Der lange Weg zur Premiere
Sobald der Originaltext übersetzt ist, beginnen die Stellproben, also erste Proben mit Skript in der Hand. Armella Bumann sucht die Theaterstücke passend zum Ensemble aus. Sie wisse bereits im Vorfeld, wie viele Damen und Herren beim kommenden Theater mitwirken werden und welches Genre das Stück sein soll. Und auch die Rollen verteilt sie bereits im Voraus. «Ich gehe im Kopf immer vorher durch, wer welche Rolle spielen wird», sagt sie.
Selber mitspielen würde Armella Bumann nicht.

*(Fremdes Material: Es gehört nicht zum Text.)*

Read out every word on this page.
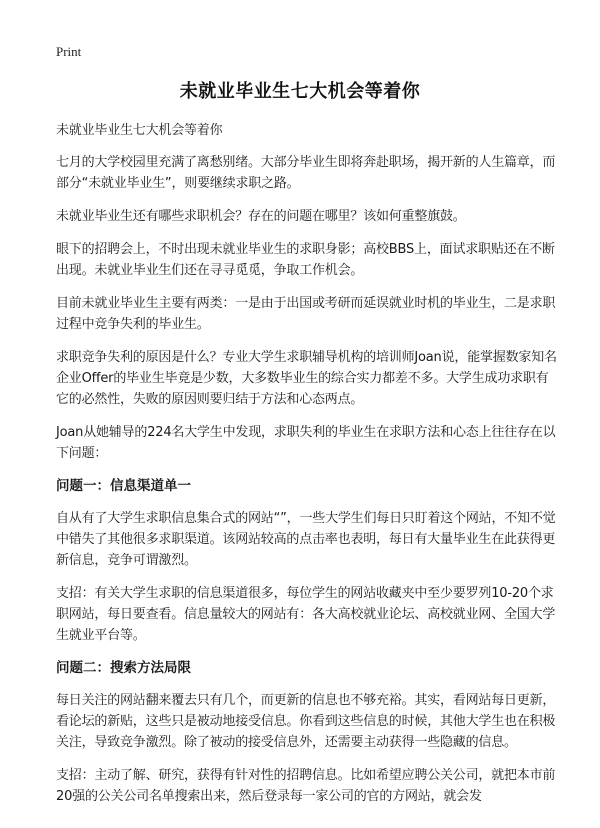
Print
未就业毕业生七大机会等着你

未就业毕业生七大机会等着你

七月的大学校园里充满了离愁别绪。大部分毕业生即将奔赴职场，揭开新的人生篇章，而部分“未就业毕业生”，则要继续求职之路。

未就业毕业生还有哪些求职机会？存在的问题在哪里？该如何重整旗鼓。

眼下的招聘会上，不时出现未就业毕业生的求职身影；高校BBS上，面试求职贴还在不断出现。未就业毕业生们还在寻寻觅觅，争取工作机会。

目前未就业毕业生主要有两类：一是由于出国或考研而延误就业时机的毕业生，二是求职过程中竞争失利的毕业生。

求职竞争失利的原因是什么？专业大学生求职辅导机构的培训师Joan说，能掌握数家知名企业Offer的毕业生毕竟是少数，大多数毕业生的综合实力都差不多。大学生成功求职有它的必然性，失败的原因则要归结于方法和心态两点。

Joan从她辅导的224名大学生中发现，求职失利的毕业生在求职方法和心态上往往存在以下问题：

问题一：信息渠道单一

自从有了大学生求职信息集合式的网站“”，一些大学生们每日只盯着这个网站，不知不觉中错失了其他很多求职渠道。该网站较高的点击率也表明，每日有大量毕业生在此获得更新信息，竞争可谓激烈。

支招：有关大学生求职的信息渠道很多，每位学生的网站收藏夹中至少要罗列10-20个求职网站，每日要查看。信息量较大的网站有：各大高校就业论坛、高校就业网、全国大学生就业平台等。

问题二：搜索方法局限

每日关注的网站翻来覆去只有几个，而更新的信息也不够充裕。其实，看网站每日更新，看论坛的新贴，这些只是被动地接受信息。你看到这些信息的时候，其他大学生也在积极关注，导致竞争激烈。除了被动的接受信息外，还需要主动获得一些隐藏的信息。

支招：主动了解、研究，获得有针对性的招聘信息。比如希望应聘公关公司，就把本市前20强的公关公司名单搜索出来，然后登录每一家公司的官的方网站，就会发
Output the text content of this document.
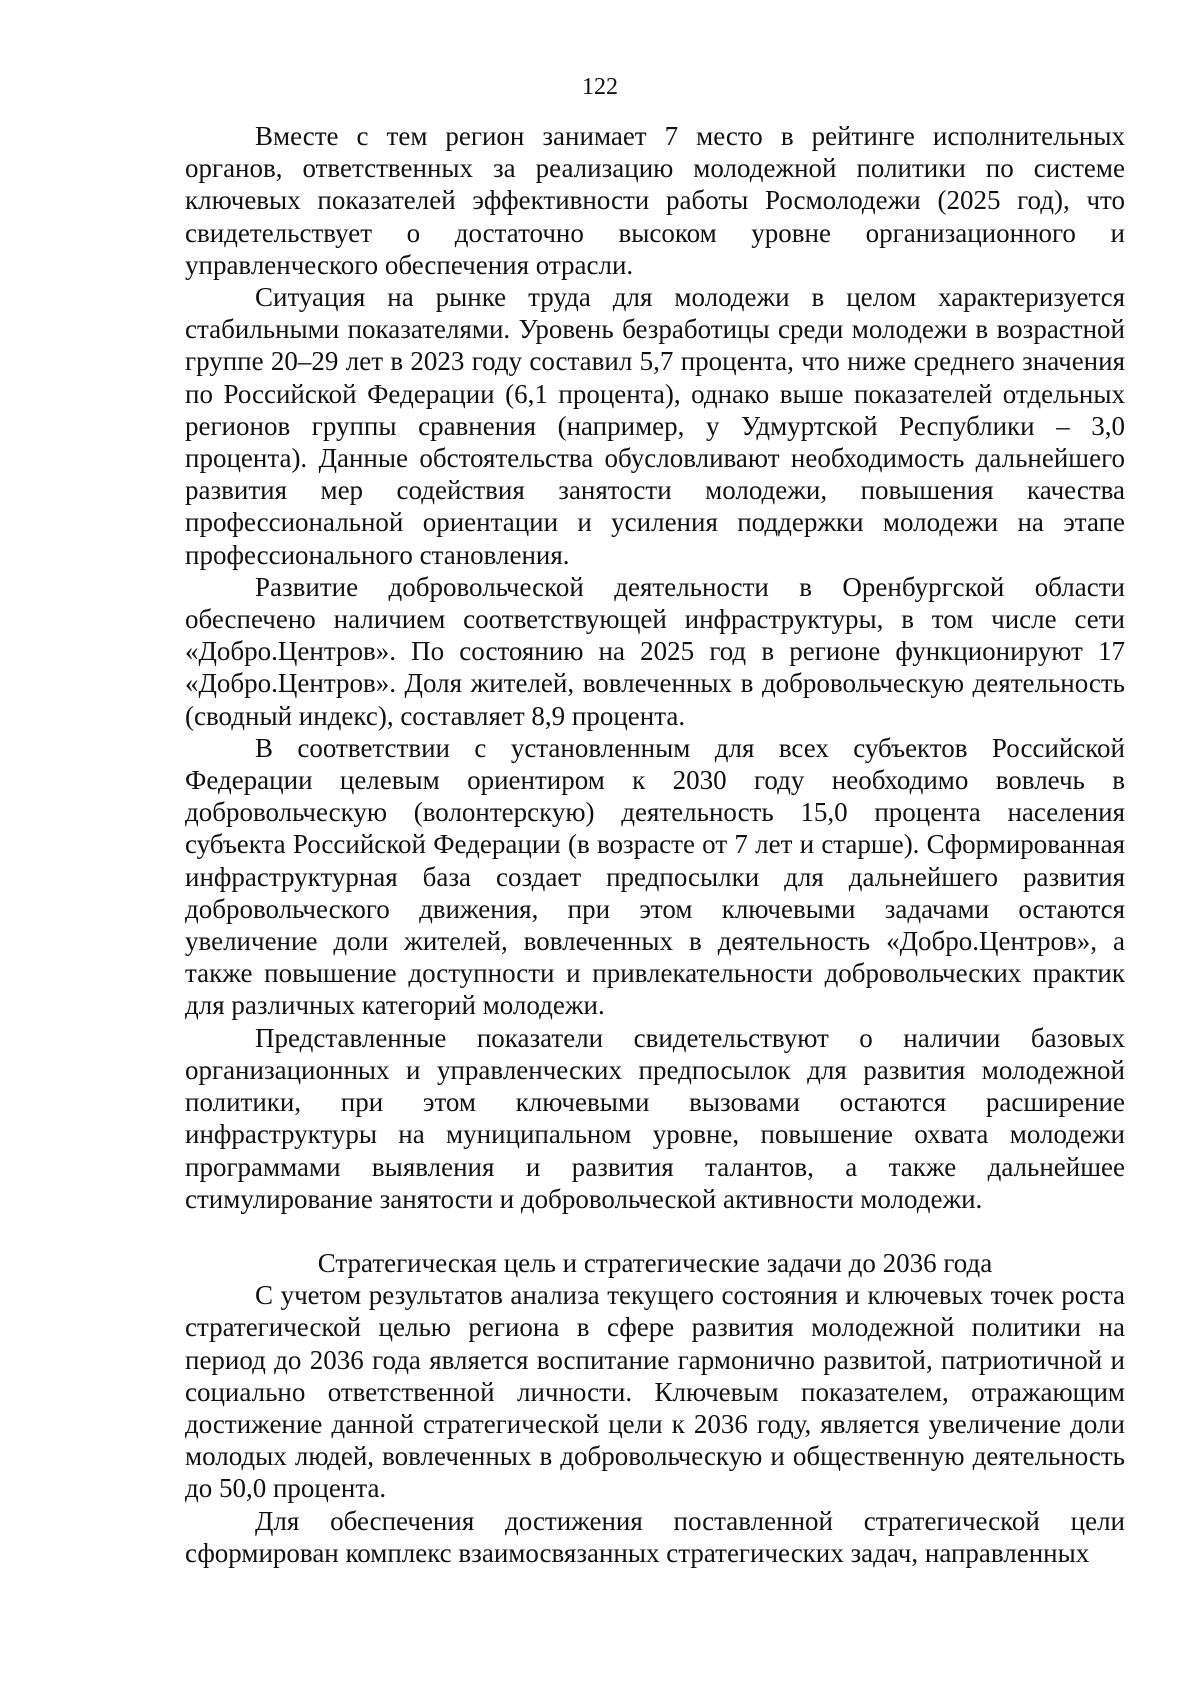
122

Вместе с тем регион занимает 7 место в рейтинге исполнительных органов, ответственных за реализацию молодежной политики по системе ключевых показателей эффективности работы Росмолодежи (2025 год), что свидетельствует о достаточно высоком уровне организационного и управленческого обеспечения отрасли.

Ситуация на рынке труда для молодежи в целом характеризуется стабильными показателями. Уровень безработицы среди молодежи в возрастной группе 20–29 лет в 2023 году составил 5,7 процента, что ниже среднего значения по Российской Федерации (6,1 процента), однако выше показателей отдельных регионов группы сравнения (например, у Удмуртской Республики – 3,0 процента). Данные обстоятельства обусловливают необходимость дальнейшего развития мер содействия занятости молодежи, повышения качества профессиональной ориентации и усиления поддержки молодежи на этапе профессионального становления.

Развитие добровольческой деятельности в Оренбургской области обеспечено наличием соответствующей инфраструктуры, в том числе сети «Добро.Центров». По состоянию на 2025 год в регионе функционируют 17 «Добро.Центров». Доля жителей, вовлеченных в добровольческую деятельность (сводный индекс), составляет 8,9 процента.

В соответствии с установленным для всех субъектов Российской Федерации целевым ориентиром к 2030 году необходимо вовлечь в добровольческую (волонтерскую) деятельность 15,0 процента населения субъекта Российской Федерации (в возрасте от 7 лет и старше). Сформированная инфраструктурная база создает предпосылки для дальнейшего развития добровольческого движения, при этом ключевыми задачами остаются увеличение доли жителей, вовлеченных в деятельность «Добро.Центров», а также повышение доступности и привлекательности добровольческих практик для различных категорий молодежи.

Представленные показатели свидетельствуют о наличии базовых организационных и управленческих предпосылок для развития молодежной политики, при этом ключевыми вызовами остаются расширение инфраструктуры на муниципальном уровне, повышение охвата молодежи программами выявления и развития талантов, а также дальнейшее стимулирование занятости и добровольческой активности молодежи.

Стратегическая цель и стратегические задачи до 2036 года

С учетом результатов анализа текущего состояния и ключевых точек роста стратегической целью региона в сфере развития молодежной политики на период до 2036 года является воспитание гармонично развитой, патриотичной и социально ответственной личности. Ключевым показателем, отражающим достижение данной стратегической цели к 2036 году, является увеличение доли молодых людей, вовлеченных в добровольческую и общественную деятельность до 50,0 процента.

Для обеспечения достижения поставленной стратегической цели сформирован комплекс взаимосвязанных стратегических задач, направленных
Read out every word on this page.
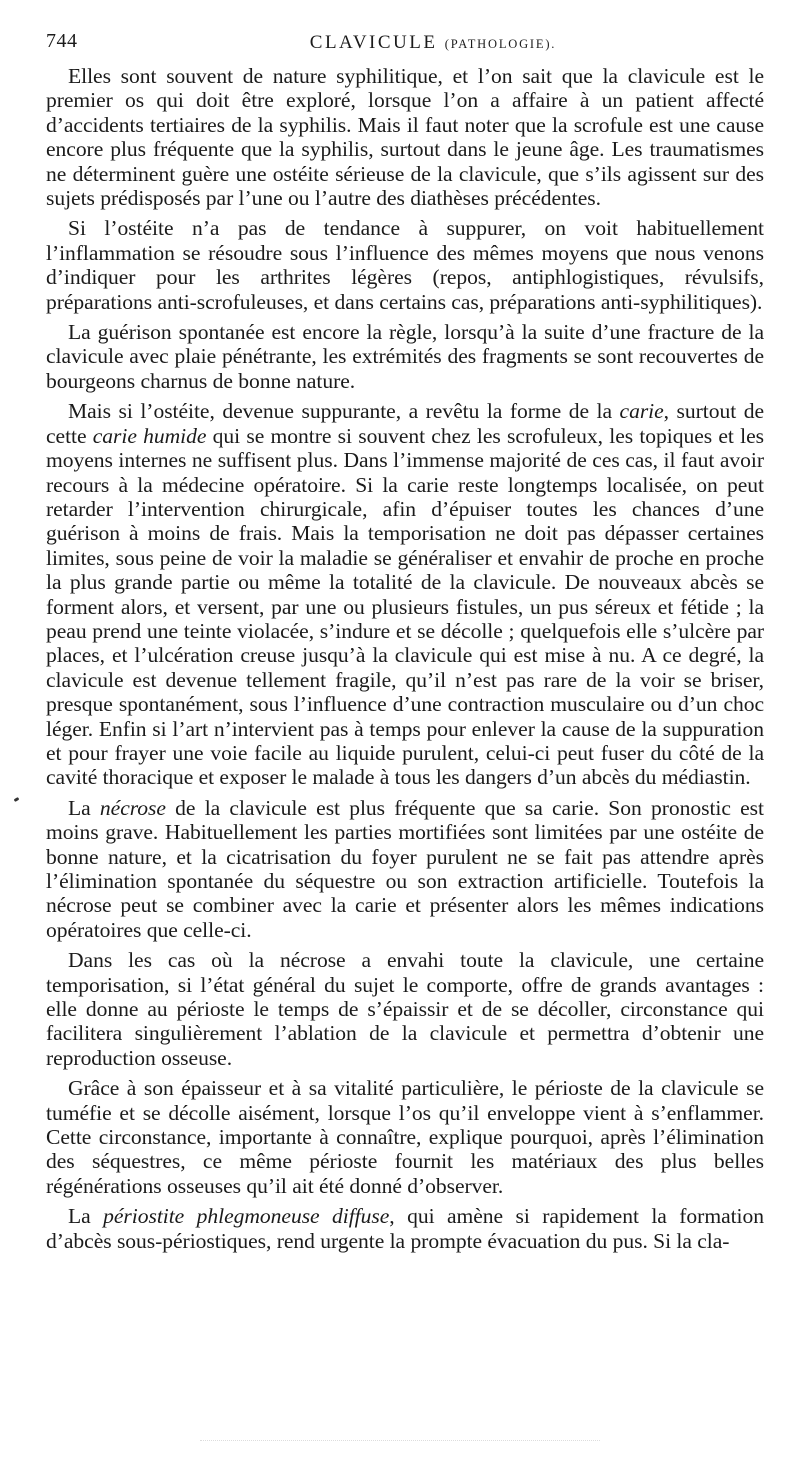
744	CLAVICULE (PATHOLOGIE).

Elles sont souvent de nature syphilitique, et l’on sait que la clavicule est le premier os qui doit être exploré, lorsque l’on a affaire à un patient affecté d’accidents tertiaires de la syphilis. Mais il faut noter que la scrofule est une cause encore plus fréquente que la syphilis, surtout dans le jeune âge. Les traumatismes ne déterminent guère une ostéite sérieuse de la clavicule, que s’ils agissent sur des sujets prédisposés par l’une ou l’autre des diathèses précédentes.

Si l’ostéite n’a pas de tendance à suppurer, on voit habituellement l’inflammation se résoudre sous l’influence des mêmes moyens que nous venons d’indiquer pour les arthrites légères (repos, antiphlogistiques, révulsifs, préparations anti-scrofuleuses, et dans certains cas, préparations anti-syphilitiques).

La guérison spontanée est encore la règle, lorsqu’à la suite d’une fracture de la clavicule avec plaie pénétrante, les extrémités des fragments se sont recouvertes de bourgeons charnus de bonne nature.

Mais si l’ostéite, devenue suppurante, a revêtu la forme de la carie, surtout de cette carie humide qui se montre si souvent chez les scrofuleux, les topiques et les moyens internes ne suffisent plus. Dans l’immense majorité de ces cas, il faut avoir recours à la médecine opératoire. Si la carie reste longtemps localisée, on peut retarder l’intervention chirurgicale, afin d’épuiser toutes les chances d’une guérison à moins de frais. Mais la temporisation ne doit pas dépasser certaines limites, sous peine de voir la maladie se généraliser et envahir de proche en proche la plus grande partie ou même la totalité de la clavicule. De nouveaux abcès se forment alors, et versent, par une ou plusieurs fistules, un pus séreux et fétide ; la peau prend une teinte violacée, s’indure et se décolle ; quelquefois elle s’ulcère par places, et l’ulcération creuse jusqu’à la clavicule qui est mise à nu. A ce degré, la clavicule est devenue tellement fragile, qu’il n’est pas rare de la voir se briser, presque spontanément, sous l’influence d’une contraction musculaire ou d’un choc léger. Enfin si l’art n’intervient pas à temps pour enlever la cause de la suppuration et pour frayer une voie facile au liquide purulent, celui-ci peut fuser du côté de la cavité thoracique et exposer le malade à tous les dangers d’un abcès du médiastin.

La nécrose de la clavicule est plus fréquente que sa carie. Son pronostic est moins grave. Habituellement les parties mortifiées sont limitées par une ostéite de bonne nature, et la cicatrisation du foyer purulent ne se fait pas attendre après l’élimination spontanée du séquestre ou son extraction artificielle. Toutefois la nécrose peut se combiner avec la carie et présenter alors les mêmes indications opératoires que celle-ci.

Dans les cas où la nécrose a envahi toute la clavicule, une certaine temporisation, si l’état général du sujet le comporte, offre de grands avantages : elle donne au périoste le temps de s’épaissir et de se décoller, circonstance qui facilitera singulièrement l’ablation de la clavicule et permettra d’obtenir une reproduction osseuse.

Grâce à son épaisseur et à sa vitalité particulière, le périoste de la clavicule se tuméfie et se décolle aisément, lorsque l’os qu’il enveloppe vient à s’enflammer. Cette circonstance, importante à connaître, explique pourquoi, après l’élimination des séquestres, ce même périoste fournit les matériaux des plus belles régénérations osseuses qu’il ait été donné d’observer.

La périostite phlegmoneuse diffuse, qui amène si rapidement la formation d’abcès sous-périostiques, rend urgente la prompte évacuation du pus. Si la cla-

Einerseits habe sie mit ihrer Aufgabe als Regisseurin bereits alle Hände voll zu tun, andererseits brauche es jemanden, der das Stück und die schauspielerische Leistung im Blick behält. «Wer würde mich denn kontrollieren, wenn ich als Regisseurin selber spiele?», sagt sie.
Sobald der Text sitzt, fangen die richtigen Proben an. Gruppen- und Einzelproben führt das Ensemble durch. Armella Bumann spricht von etwa 100 Stunden, die der Theaterverein Saas-Fee für die Proben aufwendet.
Bei «Famili in Jahresmieti» handelt es sich um eine Verwechslungskomödie in drei Akten. Seit ihrer Schweizer Uraufführung 1970 wurde das Stück mehr als 300 Mal aufgeführt. Da verwundert es nicht, dass auch die Oberwalliser Theatervereine auf den Schwank aufmerksam wurden. Sogar mehrere zeitgleich: Der Theaterverein Agarn spielt aktuell dasselbe Stück. Doch das stört Armella Bumann nicht im Geringsten. Man nehme sich schliesslich keine Zuschauer weg, sagt sie. Dafür seien die Dörfer schlicht zu weit voneinander entfernt.
Im Gegenteil: Der Theaterverein Saas-Fee hat sich jüngst das Stück in Agarn angeschaut. Und die Agarner wollen den Besuch erwidern und nach Saas-Fee ins Theater kommen. Es sei interessant zu sehen, wie andere Ensembles das genau gleiche Stück umsetzen, sagt Armella Bumann.
Nun richtet sie ihren Blick wieder auf die Bühne, wo die nächste Szene beginnt. Sie setzt sich in Bewegung, durch den Gang zwischen den Stühlen an die rechte Seite der Turnhalle, in der die Bühne steht. Armella Bumann lacht, notiert und schaut aufmerksam zu. Sie hat das Stück im Griff. Und die Proben versprechen eine gelungene Premiere.